# PENNINGTON ULTRAGREEN LAWN FERTILIZER 30-0-4



## Kissfromnick (Mar 25, 2019)

Anybody out there use PENNINGTON ULTRAGREEN LAWN FERTILIZER 30-0-4 ? I'm thinking to use it as the first app in the springs on over seeded areas


----------



## saidtheblueknight (Jul 10, 2019)

It's a fine product to use, but not something I would use in early spring nor on freshly overseeded areas for a couple reasons.

For one, you don't want to go too heavy on nitrogen early in the spring to push excessive top growth. Also, you don't want to push said topgrowth on overseeded areas as that will make the existing grass pop and shade out the tender seedlings that are just emerging. That will force you to have to mow which you don't want to do on those seedlings.

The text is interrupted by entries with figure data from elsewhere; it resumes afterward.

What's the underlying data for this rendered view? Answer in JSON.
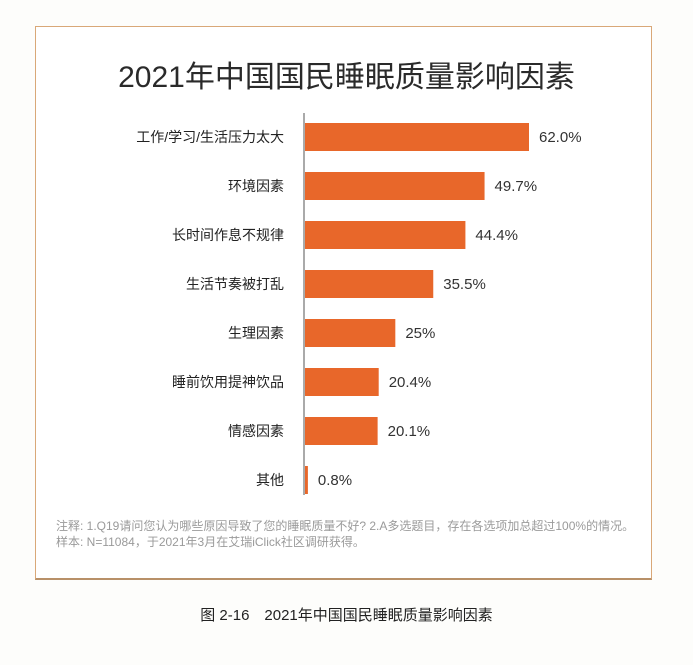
{
  "chart_data": {
    "type": "bar",
    "orientation": "horizontal",
    "title": "2021年中国国民睡眠质量影响因素",
    "categories": [
      "工作/学习/生活压力太大",
      "环境因素",
      "长时间作息不规律",
      "生活节奏被打乱",
      "生理因素",
      "睡前饮用提神饮品",
      "情感因素",
      "其他"
    ],
    "values": [
      62.0,
      49.7,
      44.4,
      35.5,
      25,
      20.4,
      20.1,
      0.8
    ],
    "value_labels": [
      "62.0%",
      "49.7%",
      "44.4%",
      "35.5%",
      "25%",
      "20.4%",
      "20.1%",
      "0.8%"
    ],
    "unit": "%",
    "bar_color": "#e8672a",
    "grid": false
  },
  "notes": {
    "line1": "注释: 1.Q19请问您认为哪些原因导致了您的睡眠质量不好? 2.A多选题目，存在各选项加总超过100%的情况。",
    "line2": "样本: N=11084，于2021年3月在艾瑞iClick社区调研获得。"
  },
  "caption": "图 2-16　2021年中国国民睡眠质量影响因素"
}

Save it for a late spring or fall application and use a more appropriate early spring/overseeding fertilizer.


----------



## Stuofsci02 (Sep 9, 2018)

saidtheblueknight said:


> It's a fine product to use, but not something I would use in early spring nor on freshly overseeded areas for a couple reasons.
> 
> For one, you don't want to go too heavy on nitrogen early in the spring to push excessive top growth. Also, you don't want to push said topgrowth on overseeded areas as that will make the existing grass pop and shade out the tender seedlings that are just emerging. That will force you to have to mow which you don't want to do on those seedlings.
> 
> Save it for a late spring or fall application and use a more appropriate early spring/overseeding fertilizer.

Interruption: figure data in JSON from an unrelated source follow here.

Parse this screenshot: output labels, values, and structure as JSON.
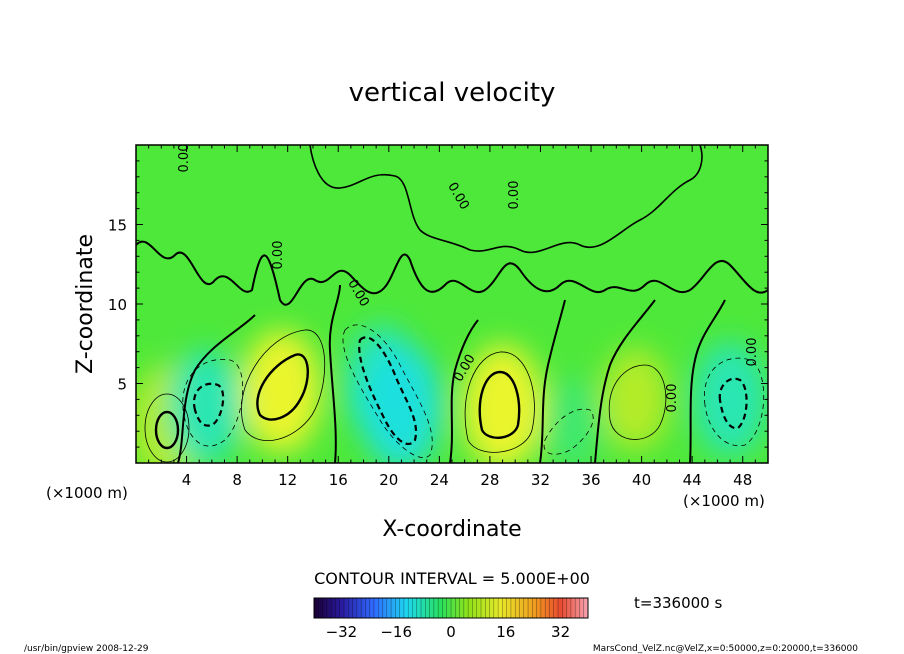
{
  "chart_data": {
    "type": "heatmap",
    "title": "vertical velocity",
    "xlabel": "X-coordinate",
    "ylabel": "Z-coordinate",
    "x_unit_label": "(×1000 m)",
    "z_unit_label": "(×1000 m)",
    "xlim": [
      0,
      50
    ],
    "ylim": [
      0,
      20
    ],
    "x_ticks": [
      4,
      8,
      12,
      16,
      20,
      24,
      28,
      32,
      36,
      40,
      44,
      48
    ],
    "y_ticks": [
      5,
      10,
      15
    ],
    "contour_interval_text": "CONTOUR INTERVAL = 5.000E+00",
    "contour_interval": 5,
    "colorbar": {
      "min": -40,
      "max": 40,
      "ticks": [
        -32,
        -16,
        0,
        16,
        32
      ]
    },
    "contour_labels": [
      "0.00",
      "0.00",
      "0.00",
      "0.00",
      "0.00",
      "0.00",
      "0.00",
      "0.00"
    ],
    "cells": [
      {
        "x": 2.5,
        "z": 2.5,
        "value": 15
      },
      {
        "x": 5.5,
        "z": 3.5,
        "value": -14
      },
      {
        "x": 11.5,
        "z": 4.5,
        "value": 17
      },
      {
        "x": 19.5,
        "z": 5.0,
        "value": -15
      },
      {
        "x": 21.0,
        "z": 3.5,
        "value": -18
      },
      {
        "x": 29.0,
        "z": 3.5,
        "value": 18
      },
      {
        "x": 34.5,
        "z": 2.5,
        "value": -6
      },
      {
        "x": 39.5,
        "z": 4.0,
        "value": 10
      },
      {
        "x": 47.0,
        "z": 4.0,
        "value": -14
      }
    ],
    "time_label": "t=336000 s"
  },
  "footer": {
    "left": "/usr/bin/gpview   2008-12-29",
    "right": "MarsCond_VelZ.nc@VelZ,x=0:50000,z=0:20000,t=336000"
  }
}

Why does the OP have to go heavy on the nitrogen with this product. If they put it down at 1.5lb/1000 sqft they would get 1/2lb of N per 1000. Would be the same as applying 15-0-2 at 3lbs/1000 sqft. I actually think this is a fairly good choice for a spring application, however, I would wait a few weeks after green-up.


----------



## Kissfromnick (Mar 25, 2019)

That was my idea 2 apps of half rate 30-0-4 and then switch to milo and screaming green 16-2-3 and i have enough 20-0-10 for mid fall and 32-0-10 for winterizer plus i have rgs and air8 ready for next season.


----------



## Powhatan (Dec 15, 2017)

This Pennington product has Muriate of Potash (MOP) not Sulfate of Potash (SOP) for the potassium (K) ingredient. Not such a big deal in low quantities for lawns, but something to be aware of if you want to continue using MOP ingredients long term.

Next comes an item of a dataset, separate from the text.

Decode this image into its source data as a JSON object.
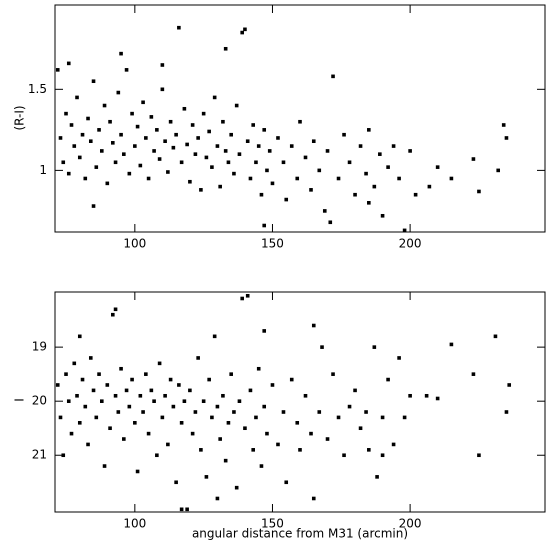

https://thelawnforum.com/viewtopic.php?t=4011#p73269


----------



## Chris LI (Oct 26, 2018)

One other thing to check is prill size. If it's smaller, it would be usable at lower rates (1/4, 1/2, etc.). If it's too large, coverage will be spotty at low rates. Take a penknife and piece of tape to the store to check.


----------



## Powhatan (Dec 15, 2017)

If you can't poke the bag, look for the Size Guide Number (SGN) on the bag. The larger the SGN number, bigger the particle size. As Chris LI mentioned, a smaller SGN product better evenly distributes with decent broadcast spreaders.

https://www.lebanonturf.com/education-center/turf-fertilizer/choosing-the-right-granular-fertilizer


----------



## Green (Dec 24, 2017)

Good points about prill size and MOP.

As far as the reply warning about too much N in early Spring: I think the implication was that, being a 30-X-X analysis, it might be easy to put down at a high rate (and therefore possibly also hard to put down at a low rate, in theory). But you don't know until you try it.


----------